The authors of the bike helmet study, which used data gathered at the Los Angeles County-USC Medical Center, said they were in a unique environment for such a study.
“This study differed from the previous literature as it sought to
investigate variables of bicycle injuries specifically in one of the world’s busiest emergency rooms,” the authors wrote.
Their main finding was not surprising: bike accidents caused a lot of broken bones.
Of the 1454 bicycle injuries in the LAC+USC registry we reviewed, 78 percent had fractures,” the wrote. “The 1140 fractures, including bones of the upper and lower extremities, are consistent with a previous study….
“Cycling on the shared road has previously been found to increase the
chances of injury….In Hong Kong, cycling injuries on public roads (with cars) were more severe than those occurring on cycling tracks.”
The study could be read to indicate that where you ride has a lot more to do with the likelihood of a suffering a serious injury than what you wear on your head.
The wild cards
What the study doesn’t include is much in the way of demographics to define those seriously injured in bicycle accidents other than to note a quarter were age 18 or younger.
But the overall low use of helmets – 14 percent – among the almost 1,500 injured cyclists might indicate a sample weighted toward lower-income Los Angeles residents who tend to live in neighborhoods with lower quality cycling infrastruture and other issues, as Bicycling writer Dan Koeppel pointed out in a lengthy, 2015 story about pedaling the city’s poor neighborhoods.

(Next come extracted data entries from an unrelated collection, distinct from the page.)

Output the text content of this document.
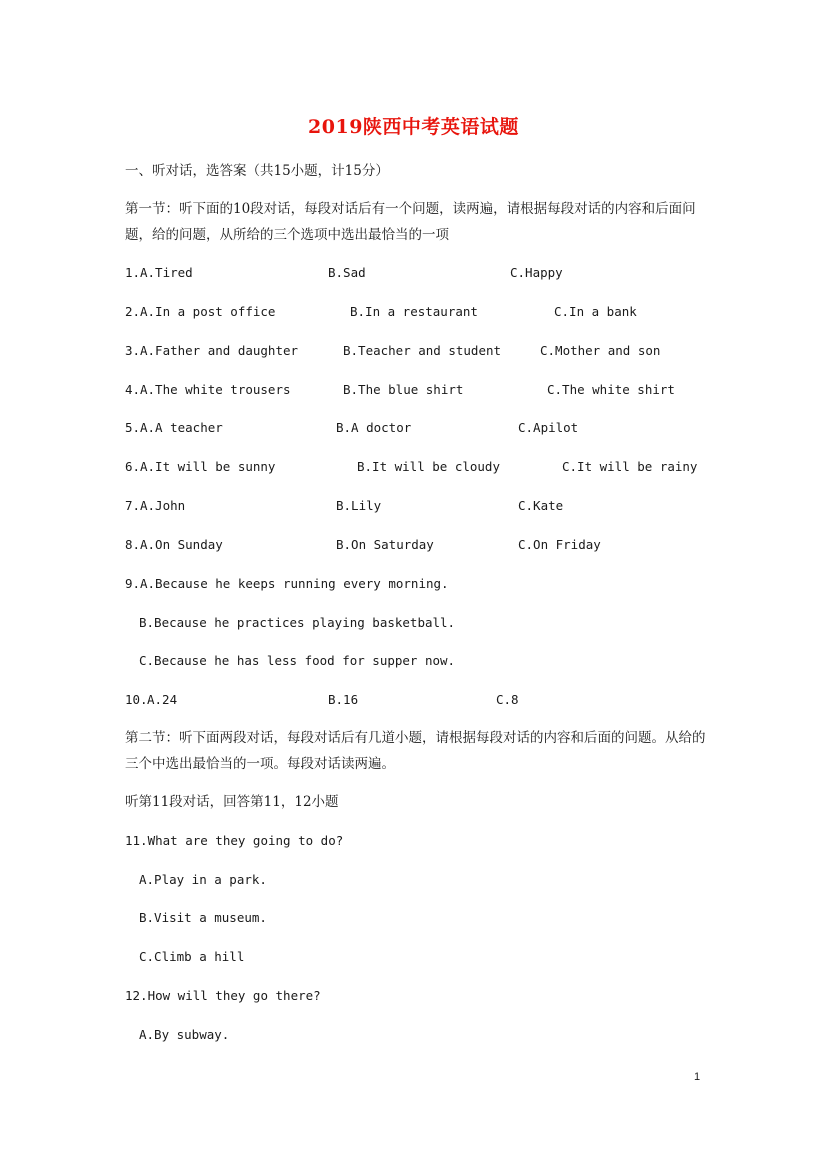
2019陕西中考英语试题
一、听对话，选答案（共15小题，计15分）
第一节：听下面的10段对话，每段对话后有一个问题，读两遍，请根据每段对话的内容和后面问题，给的问题，从所给的三个选项中选出最恰当的一项
1. A.Tired	B.Sad	C.Happy
2. A.In a post office	B.In a restaurant	C.In a bank
3. A.Father and daughter	B.Teacher and student	C.Mother and son
4. A.The white trousers	B.The blue shirt	C.The white shirt
5. A.A teacher	B.A doctor	C.Apilot
6. A.It will be sunny	B.It will be cloudy	C.It will be rainy
7. A.John	B.Lily	C.Kate
8. A.On Sunday	B.On Saturday	C.On Friday
9. A.Because he keeps running every morning.
B.Because he practices playing basketball.
C.Because he has less food for supper now.
10. A.24	B.16	C.8
第二节：听下面两段对话，每段对话后有几道小题，请根据每段对话的内容和后面的问题。从给的三个中选出最恰当的一项。每段对话读两遍。
听第11段对话，回答第11，12小题
11.What are they going to do?
A.Play in a park.
B.Visit a museum.
C.Climb a hill
12.How will they go there?
A.By subway.
1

A 2012 study in Winnipeg, Mantibou, Canada, found helmet use above 50 percent in one of the city’s ritzier suberbs. Use fell to half that in poor neighborhoods.
Income could, as in many previous studies, be skewing the data in one direction or another, although a lot of other studies have found helmets in general over-rated.
Among those who can afford resort skiing or snowboarding, the National Ski Areas Association (NSAA) now reports 80 percent wear helmets. Almost 60 percent of resort skiers are reported to have incomes of $100,000 or more.
The huge increase in ski helmet use since the 1980s has lowered the number of head injuries among this group by only about about 1 percentage point, according to NSAA data. Experts have attributed the lack of a more significant reduction to helmets encouraging skiers to ski more aggressively.
The average fatality on the slopes in Colorado is an experienced, 37-year-old “male skier wearing a helmet and (who) loses control on an intermediate, groomed run and hits a tree,” according to the University of Colorado.
“Helmets protect at lower speeds (less than 12 mph) and skiers or snowboarders are typically hitting trees at 25-40 mph.”
Ski helmets are sturdier than bike helmets and less debated these days, possibly because they’ve taken the place of the wool hat for keeping heads warm. And they are an upgrade on the wool hat; many now come outfitted with first-class sounds systems for listening to your favorite music.
Criticism of bike helmets has focused largely on the idea that best way to make cycling safer is to put more cyclists on the roads – so drivers are constantly aware of unprotected road users – than to put helmets on their heads – which still leaves their bodies exposed to crushing blows from cars.
The new study out of California is sure to stir more debate.